A Câmara Municipal de Campo Grande aprovou, durante a sessão ordinária desta terça-feira (30), oito projetos de lei e manteve três vetos do Poder Executivo. Entre as principais matérias aprovadas estão autorizações para abertura de créditos adicionais destinados às áreas de habitação, infraestrutura, mobilidade urbana, assistência social, cultura e educação.
Em regime de urgência, os vereadores aprovaram o Projeto de Lei nº 12.478/2026, encaminhado pela Prefeitura, que autoriza a abertura de crédito adicional especial superior a R$ 5,2 milhões. Os recursos serão destinados à Agência Municipal de Habitação e Assuntos Fundiários (EMHA), à Secretaria Municipal de Infraestrutura, à Agência Municipal de Transporte e Trânsito (Agetran), ao Fundo Municipal de Assistência Social, à cultura e ao meio ambiente.
Do total, R$ 3 milhões serão aplicados em programas habitacionais, incluindo o condomínio Vila da Melhor Idade e o programa Sonho Seguro.
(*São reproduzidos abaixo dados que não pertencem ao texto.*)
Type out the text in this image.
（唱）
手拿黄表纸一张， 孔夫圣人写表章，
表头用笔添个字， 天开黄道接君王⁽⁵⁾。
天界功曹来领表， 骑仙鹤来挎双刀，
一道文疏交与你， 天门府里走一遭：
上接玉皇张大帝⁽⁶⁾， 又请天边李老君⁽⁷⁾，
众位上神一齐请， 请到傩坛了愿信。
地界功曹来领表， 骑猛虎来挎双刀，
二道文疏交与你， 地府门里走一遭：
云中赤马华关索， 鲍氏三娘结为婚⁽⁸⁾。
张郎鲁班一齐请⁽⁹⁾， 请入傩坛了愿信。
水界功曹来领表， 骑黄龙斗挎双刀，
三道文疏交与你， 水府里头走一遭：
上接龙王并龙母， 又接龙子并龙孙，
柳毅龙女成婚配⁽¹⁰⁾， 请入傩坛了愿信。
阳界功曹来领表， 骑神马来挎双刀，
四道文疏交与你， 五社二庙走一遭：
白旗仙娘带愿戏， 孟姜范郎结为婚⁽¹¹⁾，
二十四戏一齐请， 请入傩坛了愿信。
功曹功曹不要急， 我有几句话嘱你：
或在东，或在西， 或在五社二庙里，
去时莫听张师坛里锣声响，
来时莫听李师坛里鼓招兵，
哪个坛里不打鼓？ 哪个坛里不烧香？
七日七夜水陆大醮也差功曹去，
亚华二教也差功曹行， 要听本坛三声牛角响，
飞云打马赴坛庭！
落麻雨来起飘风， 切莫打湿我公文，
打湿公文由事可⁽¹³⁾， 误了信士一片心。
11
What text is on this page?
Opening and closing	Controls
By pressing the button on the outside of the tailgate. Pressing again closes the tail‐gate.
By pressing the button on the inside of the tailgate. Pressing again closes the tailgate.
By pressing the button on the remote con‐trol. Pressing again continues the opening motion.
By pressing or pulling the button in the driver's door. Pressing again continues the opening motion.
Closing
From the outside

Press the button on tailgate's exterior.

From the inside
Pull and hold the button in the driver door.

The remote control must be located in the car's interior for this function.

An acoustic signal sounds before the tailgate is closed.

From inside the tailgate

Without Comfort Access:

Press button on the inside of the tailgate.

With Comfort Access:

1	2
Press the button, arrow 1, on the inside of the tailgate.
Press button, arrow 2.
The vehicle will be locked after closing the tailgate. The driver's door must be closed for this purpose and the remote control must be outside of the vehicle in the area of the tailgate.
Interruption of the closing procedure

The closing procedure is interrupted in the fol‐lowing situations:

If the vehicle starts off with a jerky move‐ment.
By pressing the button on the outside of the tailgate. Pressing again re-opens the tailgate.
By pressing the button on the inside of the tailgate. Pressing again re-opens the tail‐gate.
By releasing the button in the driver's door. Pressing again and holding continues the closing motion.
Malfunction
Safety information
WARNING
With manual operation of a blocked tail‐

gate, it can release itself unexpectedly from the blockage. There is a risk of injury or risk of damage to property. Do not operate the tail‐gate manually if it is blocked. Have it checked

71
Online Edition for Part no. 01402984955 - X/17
Outros recursos serão utilizados para desapropriações, convênios, melhorias no trânsito e fortalecimento de políticas públicas nas demais áreas contempladas.
Também foi aprovado o Projeto de Lei nº 12.467/2026, que autoriza a abertura de crédito adicional de R$ 60 mil para viabilizar um convênio entre a Prefeitura e a Universidade Federal de Mato Grosso do Sul. O objetivo é oferecer um cursinho preparatório gratuito para o Exame Nacional do Ensino Médio (Enem) a estudantes da Capital.
O presidente da Câmara, Epaminondas Neto, destacou que os projetos fortalecem políticas públicas voltadas tanto à população idosa quanto aos jovens, ampliando oportunidades de acesso à moradia e ao ensino superior.
Na mesma sessão, os parlamentares aprovaram projetos que denominam espaços públicos da Capital em homenagem a Gislaine Eilert Barcellos e Clotilde Faustino Limeira, além da concessão de títulos e medalhas de reconhecimento a personalidades que contribuíram para o desenvolvimento de Campo Grande.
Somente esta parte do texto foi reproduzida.